Experimentation is confusing and there are disparate systems and approaches for how analytics are generated.
Current Experimentation Frameworks:
- Experimentation Module
- GLEX (a.k.a. gitlab-experiment)
We introduced and have largely migrated to using GLEX several months back (about a year ago), but there are still unresolved experiments using Experimentation Module. Aside from this speaking to our struggles in prioritizing experiment clean up, it also leads to confusion when others have decided to try to implement experiments.
There are back end concerns, spec helpers, as well as front end methods that are in the same files but are intended to be used with GLEX or Experimentation Module. To resolve this and simplify the documentation and code, we need to work through the following:
-
Remove front end Experimentation Module code -
Identify which experiments remain that use Experimentation Module -
Prioritize the clean up of those remaining experiments using Experimentation Module -
Remove back end Experimentation Module code
Current Reporting Strategies:
Experiment subjects table
Experimentation Module, as well as code added to ApplicationExperiment (GLEX), will attempt to add records to the database when they're included as the experiment subject. This is inefficient, as it blocks other database reads and writes for purely reporting capabilities.

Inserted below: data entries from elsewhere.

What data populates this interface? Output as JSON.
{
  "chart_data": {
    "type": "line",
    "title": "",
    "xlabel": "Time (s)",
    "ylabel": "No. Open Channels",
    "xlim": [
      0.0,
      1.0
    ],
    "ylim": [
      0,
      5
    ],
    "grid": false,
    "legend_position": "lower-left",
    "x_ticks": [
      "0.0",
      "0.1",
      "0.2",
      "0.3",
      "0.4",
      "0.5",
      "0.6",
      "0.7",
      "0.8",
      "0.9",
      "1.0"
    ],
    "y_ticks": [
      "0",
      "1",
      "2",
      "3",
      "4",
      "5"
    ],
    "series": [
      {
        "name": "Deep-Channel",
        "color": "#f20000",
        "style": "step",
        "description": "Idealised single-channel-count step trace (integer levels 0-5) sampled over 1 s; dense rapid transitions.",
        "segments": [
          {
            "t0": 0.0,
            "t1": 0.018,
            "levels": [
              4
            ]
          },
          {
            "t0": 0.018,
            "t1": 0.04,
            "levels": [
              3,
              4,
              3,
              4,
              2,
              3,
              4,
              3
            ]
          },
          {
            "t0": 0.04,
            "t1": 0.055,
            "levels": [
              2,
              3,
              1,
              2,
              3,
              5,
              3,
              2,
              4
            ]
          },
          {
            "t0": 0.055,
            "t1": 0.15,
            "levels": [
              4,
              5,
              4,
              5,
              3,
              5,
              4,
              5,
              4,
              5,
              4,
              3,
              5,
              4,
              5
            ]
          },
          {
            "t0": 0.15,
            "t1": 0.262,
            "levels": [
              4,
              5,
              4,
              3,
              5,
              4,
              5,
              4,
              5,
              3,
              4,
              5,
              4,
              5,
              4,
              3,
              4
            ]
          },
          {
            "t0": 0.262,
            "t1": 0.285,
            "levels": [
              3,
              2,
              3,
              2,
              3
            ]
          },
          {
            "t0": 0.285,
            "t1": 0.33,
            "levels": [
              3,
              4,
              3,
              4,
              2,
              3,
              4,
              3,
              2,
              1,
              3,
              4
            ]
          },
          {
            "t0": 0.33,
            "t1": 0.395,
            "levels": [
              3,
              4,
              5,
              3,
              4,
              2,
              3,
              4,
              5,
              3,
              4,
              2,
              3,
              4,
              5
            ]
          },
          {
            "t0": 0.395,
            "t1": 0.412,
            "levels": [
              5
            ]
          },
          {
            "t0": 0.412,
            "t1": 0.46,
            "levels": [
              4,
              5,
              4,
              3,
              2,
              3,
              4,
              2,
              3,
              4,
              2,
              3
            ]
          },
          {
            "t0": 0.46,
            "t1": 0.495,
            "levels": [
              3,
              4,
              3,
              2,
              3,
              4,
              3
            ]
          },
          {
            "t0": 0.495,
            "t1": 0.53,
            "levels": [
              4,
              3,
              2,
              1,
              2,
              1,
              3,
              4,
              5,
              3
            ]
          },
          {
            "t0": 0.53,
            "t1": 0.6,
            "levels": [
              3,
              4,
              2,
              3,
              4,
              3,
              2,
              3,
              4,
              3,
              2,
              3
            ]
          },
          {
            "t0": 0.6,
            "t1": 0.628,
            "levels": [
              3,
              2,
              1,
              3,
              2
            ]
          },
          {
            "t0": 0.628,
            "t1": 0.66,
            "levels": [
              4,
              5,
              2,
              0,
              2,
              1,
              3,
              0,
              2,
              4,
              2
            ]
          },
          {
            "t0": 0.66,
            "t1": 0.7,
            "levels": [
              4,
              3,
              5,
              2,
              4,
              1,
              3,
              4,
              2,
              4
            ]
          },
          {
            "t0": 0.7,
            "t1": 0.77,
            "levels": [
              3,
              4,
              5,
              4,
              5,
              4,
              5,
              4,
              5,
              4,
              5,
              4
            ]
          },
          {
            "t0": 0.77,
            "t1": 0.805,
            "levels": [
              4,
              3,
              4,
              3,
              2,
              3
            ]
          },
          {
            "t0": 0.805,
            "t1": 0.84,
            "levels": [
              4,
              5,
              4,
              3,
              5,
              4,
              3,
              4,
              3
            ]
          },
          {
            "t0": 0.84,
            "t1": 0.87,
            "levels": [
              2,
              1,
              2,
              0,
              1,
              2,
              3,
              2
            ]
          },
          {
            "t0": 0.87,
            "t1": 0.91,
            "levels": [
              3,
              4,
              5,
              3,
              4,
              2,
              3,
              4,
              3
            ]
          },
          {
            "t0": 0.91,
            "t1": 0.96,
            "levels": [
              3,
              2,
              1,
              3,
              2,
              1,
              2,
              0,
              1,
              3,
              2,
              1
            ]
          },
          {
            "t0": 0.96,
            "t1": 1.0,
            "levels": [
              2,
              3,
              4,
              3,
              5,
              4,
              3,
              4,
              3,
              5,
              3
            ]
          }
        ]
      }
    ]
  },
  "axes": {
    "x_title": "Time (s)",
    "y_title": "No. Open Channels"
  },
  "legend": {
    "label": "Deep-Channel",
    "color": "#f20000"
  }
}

This was only utilized because of constraints around tracking ids in snowplow events, and there was a known performance and reporting cost associated with this choice.
Context keys
GLEX generates an anonymous context key unique to every experiment and context for that experiment. This allows for a very narrow inspection of an experiment, but also requires adding custom instrumentation and connecting that instrumentation to the relevant experiment(s).
This is still a useful reporting and analytics approach, but may not be needed anymore, and so there's some cleanup we could do if we stopped, or minimized using this.
Page view events
GLEX surfaces all experiments that have been run in the rendering of a given page in the initial page view snowplow event. This enables advanced reporting around the pseudonymized objects, and even understanding the ways in which experiments impact and influence each other under different scenarios -- excluding or including those cases where more than one experiment was in a specific variant or not.
Conclusion:
As you can see, one of the challenges we face in enabling the wider company to run experiments, is in how confusing it is with the number of approaches we’ve ended up with. I've not even found a good way in which we can document the various reasons to choose one approach over another, or how that has a fairly large impact downstream in reporting and analytics.
So now that we have a bit of a write up, we should collectively agree on which thing(s) we consolidate towards and get that prioritized -- potentially even over the holidays while there's some engineering time to resolve the more technical concerns.
Based on what we determine we want to do in reporting and analytics moving forwards, we should start to clean up and remove the unused approaches, especially those for which we take a performance hit over.